The union had set a deadline last Sunday for management to negotiate a contract. Amazon’s employees at the Staten Island fulfillment center have been working without one since their union was certified in 2022, and the company is legally obligated to negotiate in good faith according to the National Labor Relations Act. With the deadline passed, strikes began on Thursday after a vote from workers days prior. At least eight delivery hubs are taking part in California, Georgia, Illinois, and New York, including Amazon’s other facility in Maspeth, Queens. It is the largest strike in the company’s history.

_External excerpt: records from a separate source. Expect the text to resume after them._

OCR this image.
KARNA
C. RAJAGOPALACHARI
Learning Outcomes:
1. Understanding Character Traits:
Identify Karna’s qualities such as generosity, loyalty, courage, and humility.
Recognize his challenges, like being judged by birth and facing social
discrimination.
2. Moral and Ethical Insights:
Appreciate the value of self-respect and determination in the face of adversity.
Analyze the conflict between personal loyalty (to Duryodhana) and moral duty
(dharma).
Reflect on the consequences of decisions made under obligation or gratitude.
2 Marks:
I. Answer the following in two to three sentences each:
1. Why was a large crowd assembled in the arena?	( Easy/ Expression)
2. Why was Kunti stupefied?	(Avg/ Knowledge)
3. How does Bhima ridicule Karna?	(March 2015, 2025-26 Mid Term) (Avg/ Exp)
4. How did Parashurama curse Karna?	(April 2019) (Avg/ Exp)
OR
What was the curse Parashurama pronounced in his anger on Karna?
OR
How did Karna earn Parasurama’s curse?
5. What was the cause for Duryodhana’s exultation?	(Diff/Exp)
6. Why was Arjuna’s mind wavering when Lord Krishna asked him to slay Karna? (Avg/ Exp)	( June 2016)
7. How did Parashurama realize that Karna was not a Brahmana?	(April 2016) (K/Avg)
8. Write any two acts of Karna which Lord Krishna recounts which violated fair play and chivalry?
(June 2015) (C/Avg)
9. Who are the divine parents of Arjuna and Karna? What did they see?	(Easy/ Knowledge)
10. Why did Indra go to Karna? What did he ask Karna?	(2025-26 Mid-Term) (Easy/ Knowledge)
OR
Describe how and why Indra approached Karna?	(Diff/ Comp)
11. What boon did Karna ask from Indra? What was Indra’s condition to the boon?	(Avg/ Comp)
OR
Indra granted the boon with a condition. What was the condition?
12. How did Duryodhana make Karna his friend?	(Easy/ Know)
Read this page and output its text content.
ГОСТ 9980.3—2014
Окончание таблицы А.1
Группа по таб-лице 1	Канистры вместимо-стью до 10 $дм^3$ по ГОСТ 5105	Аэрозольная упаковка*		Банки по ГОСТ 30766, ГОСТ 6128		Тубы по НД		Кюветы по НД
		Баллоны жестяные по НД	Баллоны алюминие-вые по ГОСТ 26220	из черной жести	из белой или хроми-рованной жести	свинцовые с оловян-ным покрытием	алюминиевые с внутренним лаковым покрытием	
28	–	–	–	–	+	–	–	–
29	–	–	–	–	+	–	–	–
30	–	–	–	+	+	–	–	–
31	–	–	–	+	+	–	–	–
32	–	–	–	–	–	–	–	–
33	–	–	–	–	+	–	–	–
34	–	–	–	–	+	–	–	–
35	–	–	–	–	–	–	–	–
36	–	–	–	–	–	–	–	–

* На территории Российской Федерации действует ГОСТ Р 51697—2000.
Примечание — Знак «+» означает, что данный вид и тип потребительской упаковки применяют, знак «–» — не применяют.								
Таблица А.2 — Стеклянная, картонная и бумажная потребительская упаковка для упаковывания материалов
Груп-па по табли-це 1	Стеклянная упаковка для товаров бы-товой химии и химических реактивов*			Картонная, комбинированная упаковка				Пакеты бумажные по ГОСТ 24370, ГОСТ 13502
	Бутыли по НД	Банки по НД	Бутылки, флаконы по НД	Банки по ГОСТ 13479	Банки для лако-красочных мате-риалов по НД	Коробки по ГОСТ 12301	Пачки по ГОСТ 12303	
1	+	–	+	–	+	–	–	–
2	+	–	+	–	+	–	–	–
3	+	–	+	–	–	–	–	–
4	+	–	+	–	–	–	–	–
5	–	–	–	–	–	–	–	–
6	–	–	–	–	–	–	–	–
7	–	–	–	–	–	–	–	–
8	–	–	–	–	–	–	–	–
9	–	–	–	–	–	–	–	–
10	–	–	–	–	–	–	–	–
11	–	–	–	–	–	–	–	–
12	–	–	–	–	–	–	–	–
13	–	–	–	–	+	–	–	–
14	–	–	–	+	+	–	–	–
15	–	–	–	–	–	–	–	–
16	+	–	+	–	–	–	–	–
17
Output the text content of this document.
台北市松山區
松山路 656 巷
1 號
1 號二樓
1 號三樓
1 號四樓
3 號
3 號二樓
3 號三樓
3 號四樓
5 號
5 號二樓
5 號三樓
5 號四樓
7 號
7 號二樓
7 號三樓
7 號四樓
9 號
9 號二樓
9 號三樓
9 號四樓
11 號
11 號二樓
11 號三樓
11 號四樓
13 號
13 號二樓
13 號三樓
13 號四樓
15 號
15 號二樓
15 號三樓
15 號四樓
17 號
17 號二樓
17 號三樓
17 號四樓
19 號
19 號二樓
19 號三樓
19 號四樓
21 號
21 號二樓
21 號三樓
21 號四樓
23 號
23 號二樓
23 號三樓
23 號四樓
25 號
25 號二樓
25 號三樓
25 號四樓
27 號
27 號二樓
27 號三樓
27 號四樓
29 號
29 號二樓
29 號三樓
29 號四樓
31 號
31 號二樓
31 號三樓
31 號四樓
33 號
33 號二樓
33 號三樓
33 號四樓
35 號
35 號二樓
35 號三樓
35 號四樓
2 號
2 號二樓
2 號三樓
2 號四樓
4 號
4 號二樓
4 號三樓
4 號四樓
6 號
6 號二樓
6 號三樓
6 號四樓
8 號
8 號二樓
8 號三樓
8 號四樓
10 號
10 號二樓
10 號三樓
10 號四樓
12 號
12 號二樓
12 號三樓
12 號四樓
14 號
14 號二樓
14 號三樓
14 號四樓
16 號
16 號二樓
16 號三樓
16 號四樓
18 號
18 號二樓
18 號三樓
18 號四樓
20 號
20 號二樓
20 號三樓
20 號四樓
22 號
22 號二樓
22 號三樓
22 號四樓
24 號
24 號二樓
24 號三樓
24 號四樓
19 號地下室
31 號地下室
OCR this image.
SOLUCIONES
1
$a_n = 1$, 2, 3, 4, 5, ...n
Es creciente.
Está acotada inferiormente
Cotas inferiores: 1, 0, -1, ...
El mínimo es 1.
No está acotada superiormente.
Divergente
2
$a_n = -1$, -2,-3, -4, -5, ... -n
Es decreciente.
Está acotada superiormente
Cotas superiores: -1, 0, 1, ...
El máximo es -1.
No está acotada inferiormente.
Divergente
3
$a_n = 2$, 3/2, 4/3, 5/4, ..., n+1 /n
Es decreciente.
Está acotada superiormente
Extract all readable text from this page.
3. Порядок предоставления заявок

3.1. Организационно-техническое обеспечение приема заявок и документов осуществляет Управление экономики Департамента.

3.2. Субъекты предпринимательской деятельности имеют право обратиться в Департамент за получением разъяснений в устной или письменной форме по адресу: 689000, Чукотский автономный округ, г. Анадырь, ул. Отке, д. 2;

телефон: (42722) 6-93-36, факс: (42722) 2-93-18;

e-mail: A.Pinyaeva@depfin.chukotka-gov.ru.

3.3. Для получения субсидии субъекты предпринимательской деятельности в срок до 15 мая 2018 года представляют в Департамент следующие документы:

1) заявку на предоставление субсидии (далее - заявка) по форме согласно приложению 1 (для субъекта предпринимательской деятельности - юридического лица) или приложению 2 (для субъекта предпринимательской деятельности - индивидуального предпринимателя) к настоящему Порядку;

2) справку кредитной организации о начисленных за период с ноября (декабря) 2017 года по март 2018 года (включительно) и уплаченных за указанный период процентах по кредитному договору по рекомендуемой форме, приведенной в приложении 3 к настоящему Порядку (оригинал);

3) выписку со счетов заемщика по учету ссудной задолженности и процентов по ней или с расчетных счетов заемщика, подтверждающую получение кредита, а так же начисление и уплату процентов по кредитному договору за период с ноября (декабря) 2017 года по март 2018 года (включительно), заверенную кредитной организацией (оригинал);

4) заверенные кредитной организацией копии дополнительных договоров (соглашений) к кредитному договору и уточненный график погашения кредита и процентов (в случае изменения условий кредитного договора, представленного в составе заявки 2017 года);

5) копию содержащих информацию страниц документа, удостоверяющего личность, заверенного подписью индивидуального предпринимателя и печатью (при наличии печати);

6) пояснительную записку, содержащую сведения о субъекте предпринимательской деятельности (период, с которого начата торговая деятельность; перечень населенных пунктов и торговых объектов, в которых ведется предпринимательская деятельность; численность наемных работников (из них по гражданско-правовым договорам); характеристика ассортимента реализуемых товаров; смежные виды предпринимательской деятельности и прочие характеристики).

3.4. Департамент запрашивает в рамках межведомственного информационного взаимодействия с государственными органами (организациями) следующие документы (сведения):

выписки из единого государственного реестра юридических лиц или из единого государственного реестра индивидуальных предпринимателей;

Both the original leader of the ALU and the current union president, Chris Smalls and Connor Spence, respectively, have been fired from the company. In 2023, an administrative law judge with the National Labor Relations Board found that Amazon had unlawfully retaliated against workers for their union activities. In response, Amazon has filed suit, claiming that the government agency is unconstitutional and that complaints against the company should be dismissed.
One of the organizers here today is in the same boat as Smalls and Spence. “I started working at JFK8 as a picker,” says Sultana Hossein, a former employee who says she was singled out as a “troublemaker” from management when she joined the unionization effort. Sultana started in 2020, getting a promotion in her first year that placed her as a learning trainer, onboarding new hires. “I trained thousands of workers in the three years that I was a learning trainer,” she says. “I probably onboarded about a hundred people a week on average.”
Even in a company that is growing at an exceptional pace, a single employee training thousands of others for a single location is unheard of if those workers are staying on. A New York Times investigation from 2021 found that Amazon had a turnover rate of 150% a year for its hourly workers, meaning that the equivalent of its entire workforce – about 650,000 people at the beginning of that year – was being replaced once or twice a year. “I saw that in real time,” Sultana says.
Another organizer who’s still with the company, Justine Medina, recalls the tactics employed to prevent unionization. “Literally 24/7 Amazon would have hundreds of workers in these forced meetings,” Justine says, explaining that a combination of management and consultants would take workers off the floor to drill in anti-union talking points, even during graveyard shifts. “They’d say, you know, ‘we value our direct relationship and open-door policy,’” she says. “They would rather slow down their profits so that they can put the fear of god into people and try to trick them out of their rights and out of unionizing.” The NLRB ruled against Amazon last month on this as well, finding that these “captive-audience meetings” were unlawful.
While the upcoming Trump administration is expected to roll back gains in the labor movement made under President Biden, Medina remains optimistic nonetheless. “Whoever’s in office, it’s always the case that the way that workers win their right is by coming together and taking collective action together, and we’re going to win this fight no matter who’s in charge.”